At its core it is about managing a project on a risk-reward curve, constantly making assumptions and generating data to validate such assumptions, versus attempting to plan and predict the exact outcome at the beginning of a project when seeking permission to start.
Thirdly, a team-centric transformation is required. Yon urges a shift from a system built around a few strong individuals to a diverse and complementary team structure, or in other words, a transition from “alphas to alphabets”, from individual prowess to the collective power of teams.
“I love the mantra of Singapore’s Defence Science and Technology Agency (DSTA): ordinary people in extraordinary teams,” Yon adds.
“We would all benefit if we saw more people working five years in government, then creating a startup, working as an academic, and then going back to the government,” he says, contending that diverse experiences can further the cross-pollination of ideas.
Learning from startups
In a rapidly evolving technological landscape, governments can learn a thing or two from startups as well. While large public-sector research organisations often spearhead technological inventions, startups are better at introducing and scaling the technology, says Yon.
Large organisations and startups have different approaches toward risk, with the former aiming to eliminate all risk through meticulous planning.
However, such a model lacks the agility to cope with the inherent uncertainties and evolving demands.
“There are so many variables you cannot plan [for]… You need to change it all the time,” Yon says.

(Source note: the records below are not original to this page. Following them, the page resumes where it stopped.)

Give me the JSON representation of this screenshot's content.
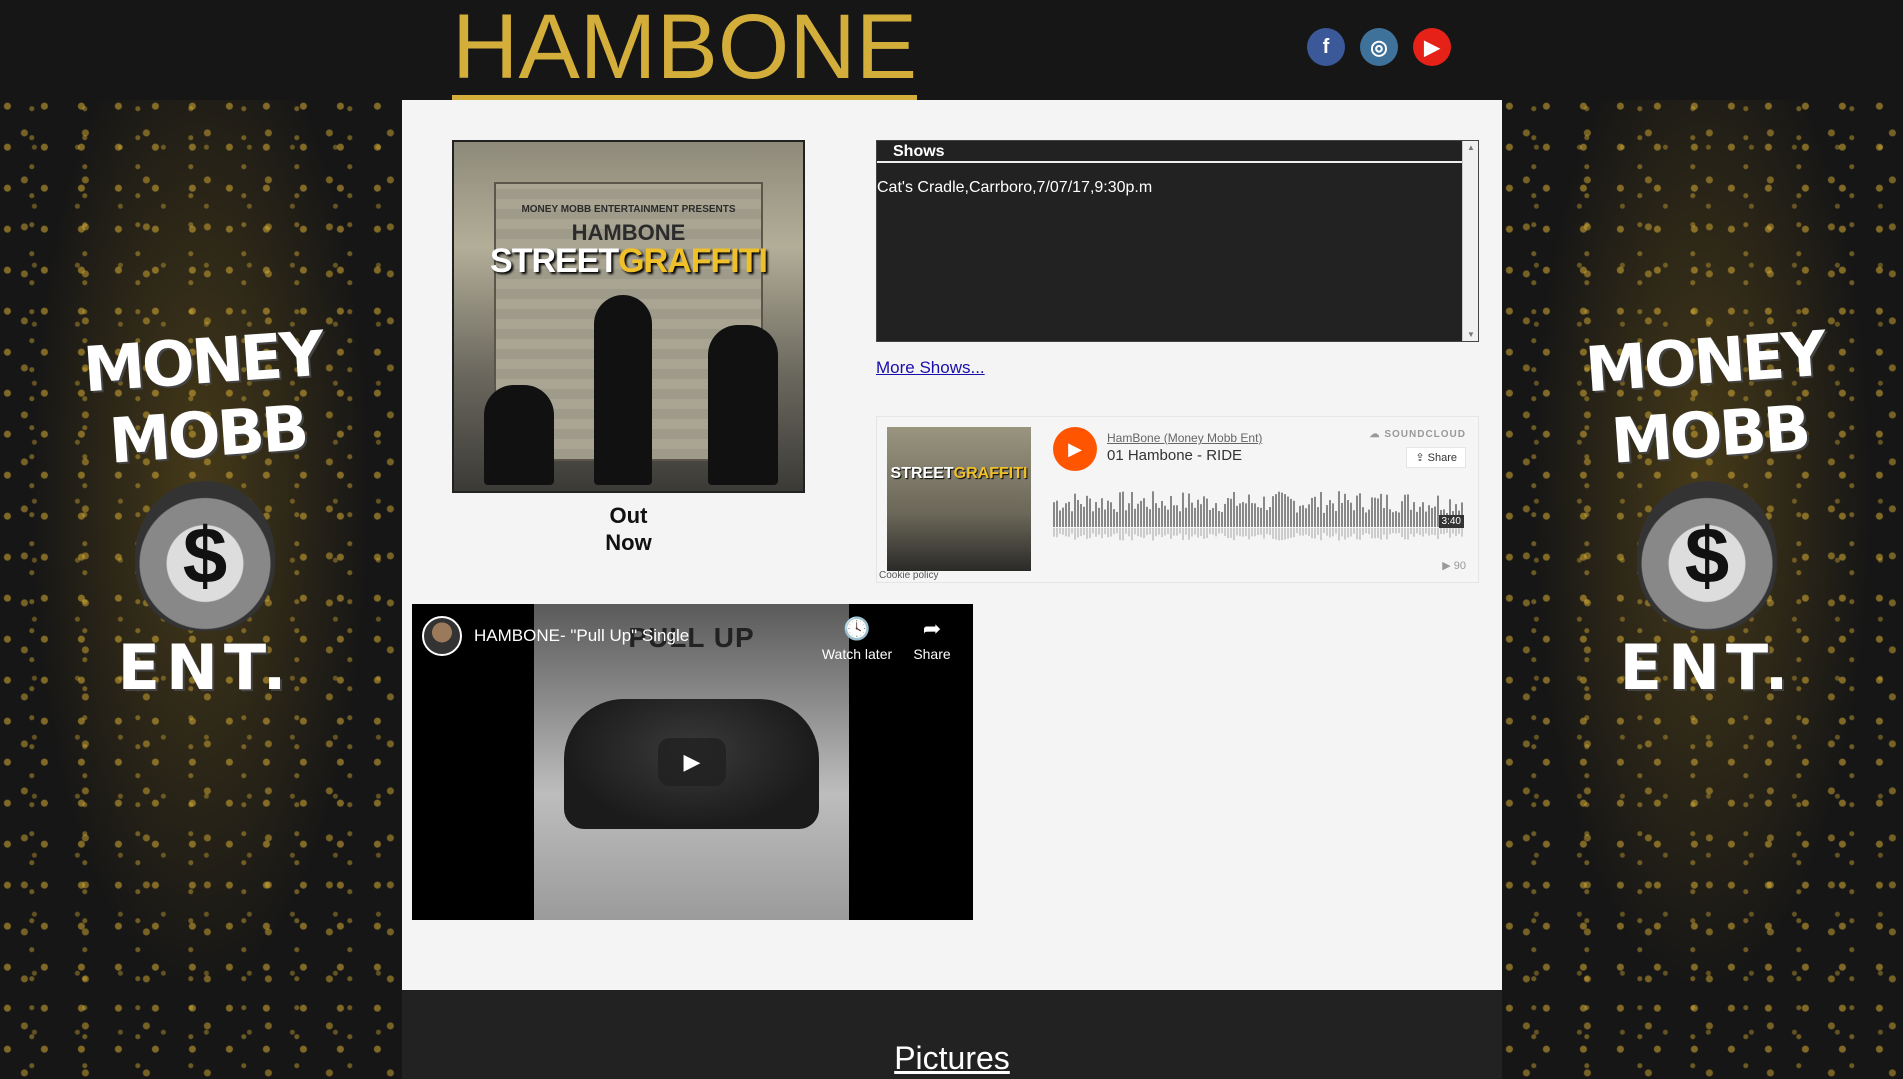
{
  "header": {
    "title": "HAMBONE",
    "social": [
      {
        "name": "facebook-icon",
        "glyph": "f",
        "color": "#3b5998"
      },
      {
        "name": "instagram-icon",
        "glyph": "◎",
        "color": "#3f729b"
      },
      {
        "name": "youtube-icon",
        "glyph": "▶",
        "color": "#e62117"
      }
    ]
  },
  "side_logo": {
    "line1": "MONEY MOBB",
    "symbol": "$",
    "line2": "ENT."
  },
  "album": {
    "presents": "MONEY MOBB ENTERTAINMENT PRESENTS",
    "artist": "HAMBONE",
    "name_part1": "STREET",
    "name_part2": "GRAFFITI",
    "caption_line1": "Out",
    "caption_line2": "Now"
  },
  "shows": {
    "heading": "Shows",
    "items": [
      "Cat's Cradle,Carrboro,7/07/17,9:30p.m"
    ],
    "more_link": "More Shows..."
  },
  "soundcloud": {
    "user": "HamBone (Money Mobb Ent)",
    "track": "01 Hambone - RIDE",
    "brand": "SOUNDCLOUD",
    "share_label": "Share",
    "duration": "3:40",
    "plays": "90",
    "cookie": "Cookie policy",
    "art_title_part1": "STREET",
    "art_title_part2": "GRAFFITI"
  },
  "youtube": {
    "title": "HAMBONE- \"Pull Up\" Single",
    "watch_later": "Watch later",
    "share": "Share",
    "thumb_title": "PULL UP"
  },
  "pictures": {
    "heading": "Pictures"
  }
}
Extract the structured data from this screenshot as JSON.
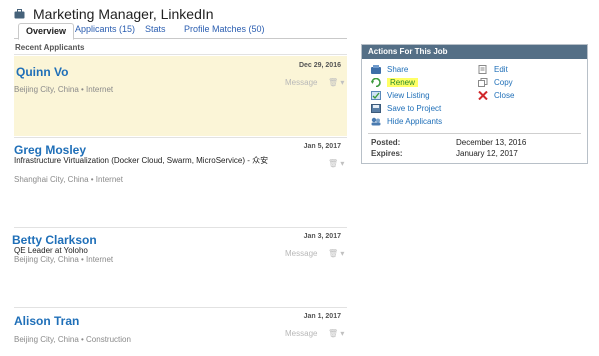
{
  "page_title": "Marketing Manager, LinkedIn",
  "tabs": [
    {
      "label": "Overview"
    },
    {
      "label": "Applicants (15)"
    },
    {
      "label": "Stats"
    },
    {
      "label": "Profile Matches (50)"
    }
  ],
  "section_label": "Recent Applicants",
  "applicants": [
    {
      "name": "Quinn Vo",
      "date": "Dec 29, 2016",
      "headline": "",
      "location": "Beijing City, China • Internet",
      "message_label": "Message",
      "highlighted": true
    },
    {
      "name": "Greg Mosley",
      "date": "Jan 5, 2017",
      "headline": "Infrastructure Virtualization (Docker Cloud, Swarm, MicroService) - 众安",
      "location": "Shanghai City, China • Internet",
      "message_label": "",
      "highlighted": false
    },
    {
      "name": "Betty Clarkson",
      "date": "Jan 3, 2017",
      "headline": "QE Leader at Yoloho",
      "location": "Beijing City, China • Internet",
      "message_label": "Message",
      "highlighted": false
    },
    {
      "name": "Alison Tran",
      "date": "Jan 1, 2017",
      "headline": "",
      "location": "Beijing City, China • Construction",
      "message_label": "Message",
      "highlighted": false
    }
  ],
  "trash_glyph": "🗑 ▾",
  "actions_panel": {
    "title": "Actions For This Job",
    "actions": [
      {
        "label": "Share",
        "icon": "share-icon"
      },
      {
        "label": "Edit",
        "icon": "edit-icon"
      },
      {
        "label": "Renew",
        "icon": "renew-icon"
      },
      {
        "label": "Copy",
        "icon": "copy-icon"
      },
      {
        "label": "View Listing",
        "icon": "view-listing-icon"
      },
      {
        "label": "Close",
        "icon": "close-icon"
      },
      {
        "label": "Save to Project",
        "icon": "save-icon"
      },
      {
        "label": "Hide Applicants",
        "icon": "hide-icon"
      }
    ],
    "posted_label": "Posted:",
    "posted_value": "December 13, 2016",
    "expires_label": "Expires:",
    "expires_value": "January 12, 2017"
  },
  "colors": {
    "link": "#1f6fb8",
    "highlight": "#fbf5d7",
    "panel_header": "#546f86"
  }
}
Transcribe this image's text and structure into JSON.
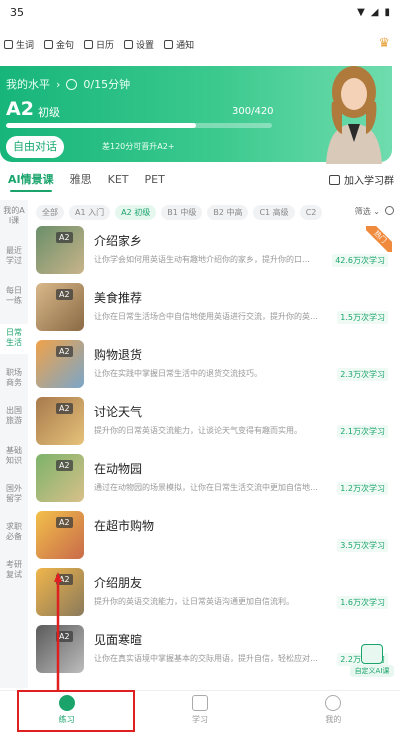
{
  "status_bar": {
    "time": "35"
  },
  "quick_links": [
    {
      "label": "生词",
      "icon": "book-icon"
    },
    {
      "label": "金句",
      "icon": "star-icon"
    },
    {
      "label": "日历",
      "icon": "calendar-icon"
    },
    {
      "label": "设置",
      "icon": "gear-icon"
    },
    {
      "label": "通知",
      "icon": "bell-icon"
    }
  ],
  "hero": {
    "my_level_label": "我的水平",
    "time_goal": "0/15分钟",
    "level": "A2",
    "level_name": "初级",
    "score": "300/420",
    "progress": 0.714,
    "free_talk_label": "自由对话",
    "hint": "差120分可晋升A2+"
  },
  "tabs": [
    {
      "label": "AI情景课",
      "active": true
    },
    {
      "label": "雅思",
      "active": false
    },
    {
      "label": "KET",
      "active": false
    },
    {
      "label": "PET",
      "active": false
    }
  ],
  "join_group_label": "加入学习群",
  "sidebar": [
    {
      "label": "我的AI课",
      "active": false
    },
    {
      "label": "最近学过",
      "active": false
    },
    {
      "label": "每日一练",
      "active": false
    },
    {
      "label": "日常生活",
      "active": true
    },
    {
      "label": "职场商务",
      "active": false
    },
    {
      "label": "出国旅游",
      "active": false
    },
    {
      "label": "基础知识",
      "active": false
    },
    {
      "label": "国外留学",
      "active": false
    },
    {
      "label": "求职必备",
      "active": false
    },
    {
      "label": "考研复试",
      "active": false
    }
  ],
  "filters": [
    {
      "label": "全部",
      "active": false
    },
    {
      "label": "A1 入门",
      "active": false
    },
    {
      "label": "A2 初级",
      "active": true
    },
    {
      "label": "B1 中级",
      "active": false
    },
    {
      "label": "B2 中高",
      "active": false
    },
    {
      "label": "C1 高级",
      "active": false
    },
    {
      "label": "C2",
      "active": false
    }
  ],
  "sort_label": "筛选",
  "courses": [
    {
      "title": "介绍家乡",
      "desc": "让你学会如何用英语生动有趣地介绍你的家乡，提升你的口…",
      "count": "42.6万次学习",
      "badge": "A2",
      "hot": true,
      "hot_label": "热门"
    },
    {
      "title": "美食推荐",
      "desc": "让你在日常生活场合中自信地使用英语进行交流，提升你的英…",
      "count": "1.5万次学习",
      "badge": "A2"
    },
    {
      "title": "购物退货",
      "desc": "让你在实践中掌握日常生活中的退货交流技巧。",
      "count": "2.3万次学习",
      "badge": "A2"
    },
    {
      "title": "讨论天气",
      "desc": "提升你的日常英语交流能力，让谈论天气变得有趣而实用。",
      "count": "2.1万次学习",
      "badge": "A2"
    },
    {
      "title": "在动物园",
      "desc": "通过在动物园的场景模拟，让你在日常生活交流中更加自信地…",
      "count": "1.2万次学习",
      "badge": "A2"
    },
    {
      "title": "在超市购物",
      "desc": "",
      "count": "3.5万次学习",
      "badge": "A2"
    },
    {
      "title": "介绍朋友",
      "desc": "提升你的英语交流能力，让日常英语沟通更加自信流利。",
      "count": "1.6万次学习",
      "badge": "A2"
    },
    {
      "title": "见面寒暄",
      "desc": "让你在真实语境中掌握基本的交际用语，提升自信，轻松应对…",
      "count": "2.2万次学习",
      "badge": "A2"
    }
  ],
  "custom_ai_label": "自定义AI课",
  "bottom_nav": [
    {
      "label": "练习",
      "active": true
    },
    {
      "label": "学习",
      "active": false
    },
    {
      "label": "我的",
      "active": false
    }
  ],
  "colors": {
    "accent": "#1aa46c",
    "highlight": "#e02020"
  }
}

Contrastingly, startups that operate in a realm of uncertainty thrive on adaptability, experimentation and calculated risk-taking. Yon clarifies that startups de-risk by adopting an iterative process: they start small, test the market, and adapt based on user reactions.
A successful transition entails moving from being a “good planner” to becoming a “fast learner”. He adds that “you need to build the system as you go along, and you will discover more insights as technology goes forward."
Yon previously shared with GovInsider how the German military cultivated a startup culture.
The role of leadership in innovation
The responsibility for effecting change, Yon notes, lies squarely on leaders’ shoulders. At the heart of leadership lies the ability to ignite passion and set the stage and psychological safety for innovation to flourish.
“If an organisation lacks a culture of [bottom-up] innovation, it is, in reality, a failure of leadership culture. And developing the right leadership culture is the number one item in a leader’s job description,” he says.
However, he points out that aligning the team toward a collective vision is a challenging and continuous process. A strategy paper will not suffice in the VUCA world. An iterative, concerted effort of senior leaders and employees in co-creating the vision, executing it, learning and adapting it is needed.
Yon and his partners at innovation@scale have developed a framework entitled “Agile Leadership Heartbeat” to help large private and public sector organisations to implement an agile and entrepreneurial culture throughout all levels of management.
If roadblocks arise out of communication challenges Yon suggests positive reframing. “We introduced a simple rule. You cannot say that [the idea] cannot be done. You have to say that I believe in it if conditions one, two, or three are met,” he explains.
This fosters an environment that breaks down hurdles instinctively, allowing individuals to build on ideas rather than outright dismissing them.
As governments embark on the journey of digital transformation, they must thus embrace a proactive culture, positioning themselves as architects of their own destiny in the digital age to drive innovation forward.